Julia Shanks – The Perennial Chef
Today I’m happy to welcome Julia Shanks for a guest post on our Farmers To You Community Blog. Julia is a renowned writer, chef, and advocate for eating locally. Her book, The Farmer’s Kitchen, is an excellent resource to cooking, storing, and enjoying local foods. So much so, Michelle Obama cited it in her book American Grown!
On April 20th, Julia, NOFAMass, and Farmers To You are partnering on a workshop in making creative, fun, meals with local spring foods. We hope you can join us!
Here’s the link to information on the NOFAMass website.
Here’s the link to the event on Facebook to share with your friends… hint, hint!
But enough of those details – on to the food! Julia sent this post for our community as a taste of what’s to come in the workshop. Enjoy!
Spring Cooking: Tasty Turnips
It’s that time of year again… when the skies and temperatures say ‘spring’, but the farmers are still saying ‘winter.’ It’s a few more weeks until we see truly spring crops, like peas, radishes and lettuces. But that doesn’t mean you can’t still eat local produce… whether it’s enjoying the winter storage roots, like potatoes, turnips or squash, or feasting on sweet corn that was frozen at its peak in summer.
You caught that, didn’t you? I said “enjoying the winter storage roots.” Maybe you would have believed me back in November when they first showed up for the year. Now you’re giving me the stink-eye.
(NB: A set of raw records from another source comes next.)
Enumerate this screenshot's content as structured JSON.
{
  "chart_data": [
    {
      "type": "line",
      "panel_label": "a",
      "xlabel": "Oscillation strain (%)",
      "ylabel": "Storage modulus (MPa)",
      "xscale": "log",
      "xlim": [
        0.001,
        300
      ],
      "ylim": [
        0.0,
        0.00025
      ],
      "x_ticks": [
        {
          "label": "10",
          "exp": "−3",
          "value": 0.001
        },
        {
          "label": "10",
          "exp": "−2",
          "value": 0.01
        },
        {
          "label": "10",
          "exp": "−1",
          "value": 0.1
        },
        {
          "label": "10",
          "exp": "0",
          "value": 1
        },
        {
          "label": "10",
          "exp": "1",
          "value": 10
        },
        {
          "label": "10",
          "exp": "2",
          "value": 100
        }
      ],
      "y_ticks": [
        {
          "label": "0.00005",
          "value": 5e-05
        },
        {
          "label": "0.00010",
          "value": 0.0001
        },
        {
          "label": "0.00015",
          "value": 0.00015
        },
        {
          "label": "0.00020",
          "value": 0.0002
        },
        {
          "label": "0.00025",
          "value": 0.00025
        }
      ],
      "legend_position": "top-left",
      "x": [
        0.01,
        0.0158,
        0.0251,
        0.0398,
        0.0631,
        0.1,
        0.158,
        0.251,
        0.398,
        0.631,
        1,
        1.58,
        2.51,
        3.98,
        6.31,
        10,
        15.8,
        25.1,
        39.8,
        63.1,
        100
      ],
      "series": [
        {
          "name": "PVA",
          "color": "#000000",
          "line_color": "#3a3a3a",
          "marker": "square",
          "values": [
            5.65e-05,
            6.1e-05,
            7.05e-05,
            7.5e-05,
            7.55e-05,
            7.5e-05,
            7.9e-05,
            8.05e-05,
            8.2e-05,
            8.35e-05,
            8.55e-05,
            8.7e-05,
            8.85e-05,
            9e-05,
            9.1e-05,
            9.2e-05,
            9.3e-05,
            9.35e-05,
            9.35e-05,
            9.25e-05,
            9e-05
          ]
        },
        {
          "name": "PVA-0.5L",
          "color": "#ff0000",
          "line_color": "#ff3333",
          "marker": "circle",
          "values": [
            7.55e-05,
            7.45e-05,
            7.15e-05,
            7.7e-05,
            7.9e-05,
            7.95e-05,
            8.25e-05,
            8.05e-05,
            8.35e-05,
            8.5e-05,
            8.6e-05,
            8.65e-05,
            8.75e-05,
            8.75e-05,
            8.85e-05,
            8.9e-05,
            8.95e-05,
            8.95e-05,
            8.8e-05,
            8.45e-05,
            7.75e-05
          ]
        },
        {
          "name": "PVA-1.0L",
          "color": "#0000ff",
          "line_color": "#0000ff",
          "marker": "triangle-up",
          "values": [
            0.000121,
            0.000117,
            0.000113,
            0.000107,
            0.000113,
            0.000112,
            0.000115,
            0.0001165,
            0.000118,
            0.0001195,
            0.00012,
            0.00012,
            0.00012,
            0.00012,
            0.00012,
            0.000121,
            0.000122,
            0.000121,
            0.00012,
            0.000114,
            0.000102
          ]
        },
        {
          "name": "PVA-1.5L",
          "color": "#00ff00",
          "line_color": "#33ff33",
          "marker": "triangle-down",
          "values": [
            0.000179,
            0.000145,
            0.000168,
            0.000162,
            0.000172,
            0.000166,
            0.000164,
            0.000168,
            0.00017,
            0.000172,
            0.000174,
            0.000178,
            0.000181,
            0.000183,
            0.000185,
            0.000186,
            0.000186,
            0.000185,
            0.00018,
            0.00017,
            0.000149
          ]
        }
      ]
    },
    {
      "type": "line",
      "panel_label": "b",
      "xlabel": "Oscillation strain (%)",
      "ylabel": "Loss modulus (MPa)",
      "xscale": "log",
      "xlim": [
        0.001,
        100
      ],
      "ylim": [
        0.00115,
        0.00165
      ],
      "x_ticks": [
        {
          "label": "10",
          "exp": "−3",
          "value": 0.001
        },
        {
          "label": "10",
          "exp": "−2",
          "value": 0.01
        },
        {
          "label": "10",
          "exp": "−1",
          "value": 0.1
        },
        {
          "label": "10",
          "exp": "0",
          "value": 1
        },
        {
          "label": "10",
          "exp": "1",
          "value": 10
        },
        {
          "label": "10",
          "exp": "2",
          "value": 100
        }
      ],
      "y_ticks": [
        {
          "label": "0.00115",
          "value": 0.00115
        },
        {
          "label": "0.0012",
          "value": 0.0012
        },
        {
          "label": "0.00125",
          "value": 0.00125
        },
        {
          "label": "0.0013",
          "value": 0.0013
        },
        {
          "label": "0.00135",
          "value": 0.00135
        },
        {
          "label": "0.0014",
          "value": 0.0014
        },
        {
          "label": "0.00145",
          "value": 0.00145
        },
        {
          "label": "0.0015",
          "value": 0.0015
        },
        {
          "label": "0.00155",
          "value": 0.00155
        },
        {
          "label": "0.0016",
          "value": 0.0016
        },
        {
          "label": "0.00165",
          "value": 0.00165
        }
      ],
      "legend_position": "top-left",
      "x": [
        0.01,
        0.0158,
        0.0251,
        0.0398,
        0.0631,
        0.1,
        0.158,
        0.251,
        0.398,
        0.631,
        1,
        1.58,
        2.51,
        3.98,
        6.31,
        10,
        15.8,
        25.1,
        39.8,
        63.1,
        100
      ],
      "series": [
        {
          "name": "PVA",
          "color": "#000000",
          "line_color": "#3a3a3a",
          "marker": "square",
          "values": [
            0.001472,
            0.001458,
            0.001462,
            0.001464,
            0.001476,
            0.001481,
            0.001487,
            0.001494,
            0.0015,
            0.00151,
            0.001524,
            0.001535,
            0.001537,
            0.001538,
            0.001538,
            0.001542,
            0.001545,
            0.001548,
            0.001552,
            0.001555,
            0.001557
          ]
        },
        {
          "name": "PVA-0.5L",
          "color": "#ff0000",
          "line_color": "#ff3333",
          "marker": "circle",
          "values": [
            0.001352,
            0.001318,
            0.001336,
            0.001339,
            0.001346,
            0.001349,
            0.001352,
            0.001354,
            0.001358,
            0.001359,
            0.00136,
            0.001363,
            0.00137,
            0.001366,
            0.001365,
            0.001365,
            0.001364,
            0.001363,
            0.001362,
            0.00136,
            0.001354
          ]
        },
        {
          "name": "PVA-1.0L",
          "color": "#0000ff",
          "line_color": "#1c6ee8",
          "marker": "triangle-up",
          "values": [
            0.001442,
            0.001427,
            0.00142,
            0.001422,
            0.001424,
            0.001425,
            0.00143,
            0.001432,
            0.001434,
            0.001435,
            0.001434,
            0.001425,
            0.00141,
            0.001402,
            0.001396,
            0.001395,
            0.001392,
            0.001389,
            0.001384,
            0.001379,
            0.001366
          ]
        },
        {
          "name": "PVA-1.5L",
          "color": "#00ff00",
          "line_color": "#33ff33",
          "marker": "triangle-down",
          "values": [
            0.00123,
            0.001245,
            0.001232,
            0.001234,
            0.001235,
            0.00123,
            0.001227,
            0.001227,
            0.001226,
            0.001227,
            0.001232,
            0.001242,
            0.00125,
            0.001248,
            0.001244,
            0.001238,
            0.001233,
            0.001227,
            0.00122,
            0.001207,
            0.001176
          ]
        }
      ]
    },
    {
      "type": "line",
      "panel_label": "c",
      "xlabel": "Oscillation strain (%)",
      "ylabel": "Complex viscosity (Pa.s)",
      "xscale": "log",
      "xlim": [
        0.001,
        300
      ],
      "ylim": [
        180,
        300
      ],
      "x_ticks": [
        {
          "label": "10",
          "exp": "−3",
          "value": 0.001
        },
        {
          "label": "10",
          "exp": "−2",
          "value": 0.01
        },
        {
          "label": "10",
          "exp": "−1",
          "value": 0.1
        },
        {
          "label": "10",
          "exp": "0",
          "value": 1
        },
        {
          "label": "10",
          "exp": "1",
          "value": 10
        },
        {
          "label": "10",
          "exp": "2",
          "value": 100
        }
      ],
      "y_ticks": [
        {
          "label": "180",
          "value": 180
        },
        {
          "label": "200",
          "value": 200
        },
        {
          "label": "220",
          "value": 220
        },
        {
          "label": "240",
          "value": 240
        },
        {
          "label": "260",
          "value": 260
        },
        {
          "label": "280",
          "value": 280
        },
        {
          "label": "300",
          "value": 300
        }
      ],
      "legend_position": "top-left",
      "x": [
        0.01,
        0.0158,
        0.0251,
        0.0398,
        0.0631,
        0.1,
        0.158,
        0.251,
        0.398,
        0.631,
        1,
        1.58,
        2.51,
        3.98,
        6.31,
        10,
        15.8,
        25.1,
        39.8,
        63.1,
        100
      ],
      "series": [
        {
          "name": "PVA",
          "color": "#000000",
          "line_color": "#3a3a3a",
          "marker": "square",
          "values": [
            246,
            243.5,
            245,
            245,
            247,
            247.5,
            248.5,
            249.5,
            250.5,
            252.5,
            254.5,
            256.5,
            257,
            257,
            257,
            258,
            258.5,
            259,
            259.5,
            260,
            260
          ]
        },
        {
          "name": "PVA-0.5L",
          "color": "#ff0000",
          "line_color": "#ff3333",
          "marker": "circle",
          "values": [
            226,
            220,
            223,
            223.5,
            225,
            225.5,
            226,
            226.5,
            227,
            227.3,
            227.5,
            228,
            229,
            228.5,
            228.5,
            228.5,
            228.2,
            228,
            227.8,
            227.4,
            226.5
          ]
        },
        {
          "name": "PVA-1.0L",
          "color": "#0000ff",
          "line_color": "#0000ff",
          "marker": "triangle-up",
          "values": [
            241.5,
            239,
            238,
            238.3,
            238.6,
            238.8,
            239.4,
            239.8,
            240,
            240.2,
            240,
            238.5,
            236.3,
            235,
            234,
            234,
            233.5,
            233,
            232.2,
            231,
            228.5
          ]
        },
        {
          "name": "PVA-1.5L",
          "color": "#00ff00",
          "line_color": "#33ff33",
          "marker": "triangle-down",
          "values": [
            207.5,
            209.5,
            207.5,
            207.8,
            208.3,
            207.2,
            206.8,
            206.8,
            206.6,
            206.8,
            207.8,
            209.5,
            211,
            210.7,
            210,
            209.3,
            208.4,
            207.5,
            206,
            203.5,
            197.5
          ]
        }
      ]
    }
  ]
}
For the past few years, I’ve been on a mission to help folks better support local farmers by eating locally grown and produced foods. I wrote a cookbook (The Farmer’s Kitchen) and often present 25 Tips for Going Local without Going Crazy. I encourage people to join a CSA or shop at the Farmers’ Market. We love knowing our farmers and having that connection to the land, but honestly, it sometimes can be a challenge. I can’t tell you how many times I’ve heard disgruntled CSA subscribers complain, “If I get one more bunch of kale (or kohlrabi or turnips)…” Or this time of year, when we’re chomping at the bit for Spring.
Farmers to You offers one more option – you get all the benefit of supporting local farmers (and, of course, eating the best quality produce possible) without having the restrictions of a CSA. And unlike the farmers’ markets, you know what’s available in advance of picking up your order.
But back to the issue at hand: we still need to address all those storage roots. The truth is, we live in a northern clime … and some things just grow really well here, like kale, turnips and other winter roots. And they’re wonderful… though perhaps you just need a few more recipes to get you through the last flashes of winter veggies before the true Spring harvest arrives.
Turnips can be served raw in a salad or on a crudité platter with a nice dip. They can be roasted (see below) or pureed into a soup. Oh, the possibilities!
Serve as a side dish to braised short ribs, salmon or pork chops.
1 Macomber or other large turnip, to yield 2 – 3 cups diced
1 – 2 Tbs butter
1 tsp minced fresh ginger
1 tsp minced fresh garlic
1 crisp apple salt and pepper to taste
1. Preheat the oven to 375°F.
2. Peel turnip and cut into ¾-inch cubes.
3. Melt the butter in a skillet over medium heat. Add ginger and garlic, and cook for 2 minutes, just to soften.
4. Toss the butter with the turnips. Season with salt and pepper. Spread them in a single layer on a cookie sheet and put them in the oven.
5. Roast the turnips for 20 minutes.
6. While they’re roasting, core the apple and cut it into a ½-inch dice. Do not peel it.
7. After 20 minutes, add the apple to the turnips. Toss them together to make sure the apples get a little butter coating. Roast for 5 minutes more.
MACOMBER TURNIP SOUP
Great on its own or garnished with scallions, tarragon and/or lobster meat.
1 recipe Roasted Turnips (above)
1 quart chicken stock or broth
¼ cup heavy cream
1 small leek, white and light green parts, cut and washed, or 3 scallions
salt and pepper to taste
1. In a large soup pot, combine turnip base, chicken stock and leek. Simmer for 20 minutes.
2. Purée in a blender (in two parts if necessary) until smooth. Add cream.
3. Return to pot to keep warm until ready to serve.